Buckley Christopher, Alcock Lisa, McArdle Ríona, Rehman Rana Zia Ur, Del Din Silvia, Mazzà Claudia, Yarnall Alison J, Rochester Lynn
Institute of Neuroscience/ Institute for Ageing, Newcastle University, Newcastle Upon Tyne NE4 5PL, UK.
Department of Mechanical Engineering, Sheffield University, Sheffield S1 3JD, UK.
Brain Sci. 2019 Feb 6;9(2):34. doi: 10.3390/brainsci9020034.
Quantifying gait and postural control adds valuable information that aids in understanding neurological conditions where motor symptoms predominate and cause considerable functional impairment. Disease-specific clinical scales exist; however, they are often susceptible to subjectivity, and can lack sensitivity when identifying subtle gait and postural impairments in prodromal cohorts and longitudinally to document disease progression. Numerous devices are available to objectively quantify a range of measurement outcomes pertaining to gait and postural control; however, efforts are required to standardise and harmonise approaches that are specific to the neurological condition and clinical assessment. Tools are urgently needed that address a number of unmet needs in neurological practice. Namely, these include timely and accurate diagnosis; disease stratification; risk prediction; tracking disease progression; and decision making for intervention optimisation and maximising therapeutic response (such as medication selection, disease staging, and targeted support). Using some recent examples of research across a range of relevant neurological conditions-including Parkinson's disease, ataxia, and dementia-we will illustrate evidence that supports progress against these unmet clinical needs. We summarise the novel 'big data' approaches that utilise data mining and machine learning techniques to improve disease classification and risk prediction, and conclude with recommendations for future direction.
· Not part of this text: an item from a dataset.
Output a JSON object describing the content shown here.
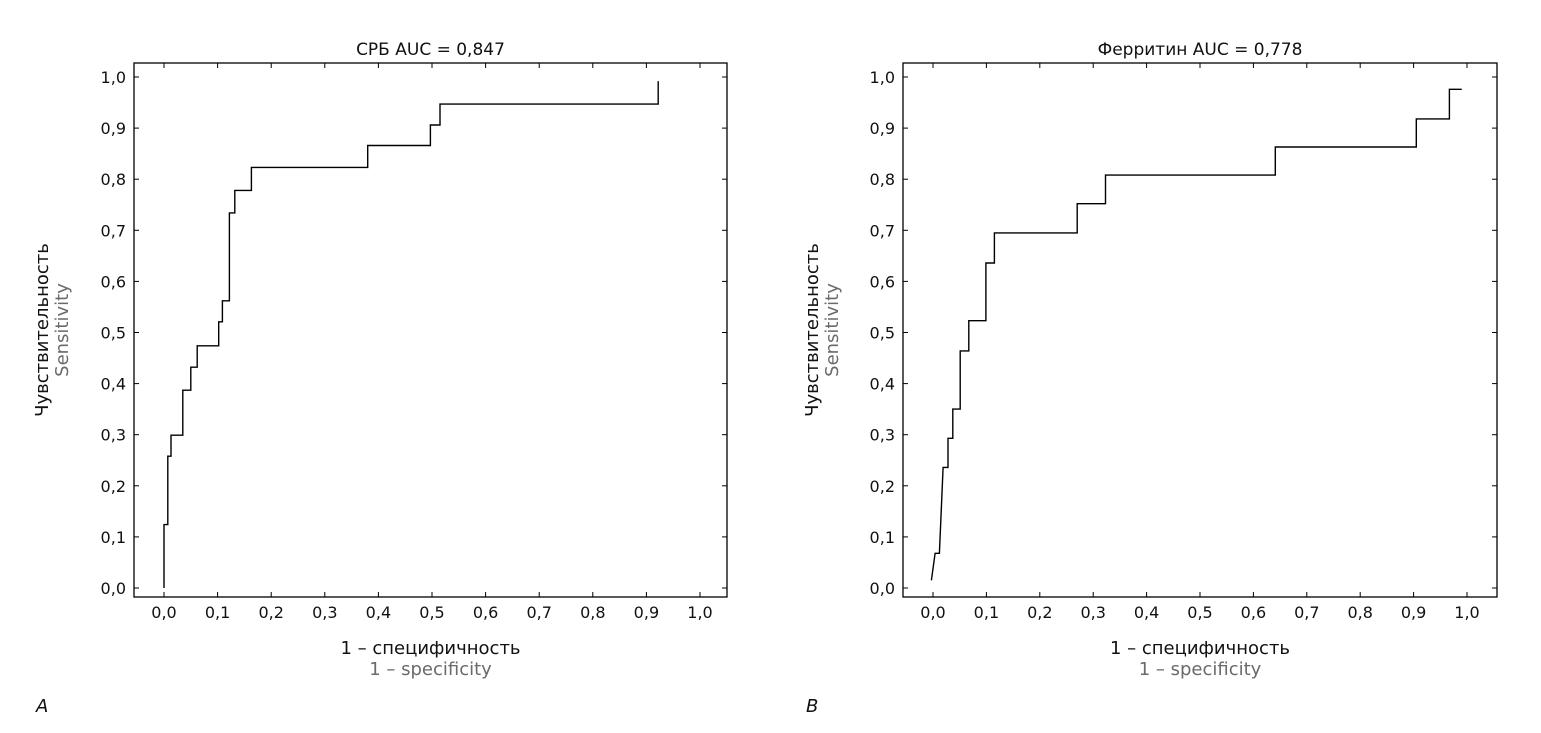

量化步态和姿势控制可提供有价值的信息,有助于理解以运动症状为主导并导致严重功能障碍的神经疾病。针对特定疾病的临床量表是存在的;然而,它们往往容易受到主观因素的影响,并且在识别前驱队列中的细微步态和姿势损伤以及纵向记录疾病进展时可能缺乏敏感性。有许多设备可用于客观地量化与步态和姿势控制相关的一系列测量结果;然而,需要努力规范和统一针对神经疾病状况和临床评估的特定方法。迫切需要能够满足神经学实践中一些未满足需求的工具。具体而言,这些需求包括及时准确的诊断、疾病分层、风险预测、跟踪疾病进展以及为优化干预措施和最大化治疗反应(如药物选择、疾病分期和针对性支持)进行决策。通过帕金森病、共济失调和痴呆等一系列相关神经疾病的近期研究实例,我们将阐述支持满足这些未满足临床需求进展的证据。我们总结了利用数据挖掘和机器学习技术来改善疾病分类和风险预测的新型“大数据”方法,并对未来方向提出了建议。